The departure was early and slightly painful, but worth it. The river was teeming with boats, and because we took a small motor boat instead of the larger tour group boats, we were able to maneuver right in there with everyone else.

After we returned to land, with the help of a local colleague of Lisa's, we took a "non-tourism" bus back to Saigon. It was the best air-conditioning I have encountered on a Vietnamese bus yet.

I left Lisa alone this afternoon to take a nap and walked around Saigon a bit. I went to visit the War Remnants Museum. Interesting but VERY one-sided (not surprisingly). I think the most interesting/sad part of it was seeing a special exhibit on US Vietnam War correspondents. There was a room full of photos with the stories of what they depicted as well as who took them. It was an homage to the fallen of the press corps, and therefore many of the pictures were labeled as the last photo taken before the particular photographer was killed, sometimes immediately after the photo was taken. It was an emotional exhibit.

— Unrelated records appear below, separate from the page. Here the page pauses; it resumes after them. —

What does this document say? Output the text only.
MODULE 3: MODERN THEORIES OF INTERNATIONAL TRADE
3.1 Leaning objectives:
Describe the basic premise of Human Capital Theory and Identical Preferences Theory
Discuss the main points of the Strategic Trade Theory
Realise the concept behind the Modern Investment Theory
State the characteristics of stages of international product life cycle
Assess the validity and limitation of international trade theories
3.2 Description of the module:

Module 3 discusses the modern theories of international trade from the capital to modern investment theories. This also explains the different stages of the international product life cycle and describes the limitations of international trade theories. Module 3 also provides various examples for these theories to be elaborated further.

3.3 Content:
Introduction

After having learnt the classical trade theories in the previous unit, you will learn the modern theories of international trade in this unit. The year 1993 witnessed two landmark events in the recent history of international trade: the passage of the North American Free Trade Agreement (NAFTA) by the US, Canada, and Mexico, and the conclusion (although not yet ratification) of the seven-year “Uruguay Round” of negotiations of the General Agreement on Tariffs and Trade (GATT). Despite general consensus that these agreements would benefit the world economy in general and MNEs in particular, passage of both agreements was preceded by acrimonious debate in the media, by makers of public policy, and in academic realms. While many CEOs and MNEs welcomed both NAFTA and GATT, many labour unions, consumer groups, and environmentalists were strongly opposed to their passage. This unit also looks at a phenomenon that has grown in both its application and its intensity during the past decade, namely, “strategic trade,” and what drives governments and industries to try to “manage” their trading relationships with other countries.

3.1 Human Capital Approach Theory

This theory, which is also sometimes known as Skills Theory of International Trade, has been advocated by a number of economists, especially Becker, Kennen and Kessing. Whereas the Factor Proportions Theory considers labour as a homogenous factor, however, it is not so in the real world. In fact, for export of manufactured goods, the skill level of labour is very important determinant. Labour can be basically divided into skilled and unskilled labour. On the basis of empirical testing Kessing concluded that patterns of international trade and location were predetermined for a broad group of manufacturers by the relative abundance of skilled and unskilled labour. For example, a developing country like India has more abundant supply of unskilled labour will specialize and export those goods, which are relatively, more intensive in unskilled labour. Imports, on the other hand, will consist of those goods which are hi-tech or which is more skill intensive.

There were some pretty graphic photos and stories of other events, usually involving the bloody torture and murder of civilian women and children, and the aftermath suffered by victims of dioxin (Agent Orange) exposure. But of course the Viet Cong soldiers were nowhere to be found in any of the horrors of war. There was lots left unsaid. Not to say that what WAS shown wasn't horrible of course. And much of it can never be justified. But I do know it wasn't always that one-sided. As Lisa put it on another occasion, we have a lot left to learn.

In between all of this, I DO plan to relax some. :-) Tomorrow we plan to go to the beach for a few days. After my morning cooking class, of course!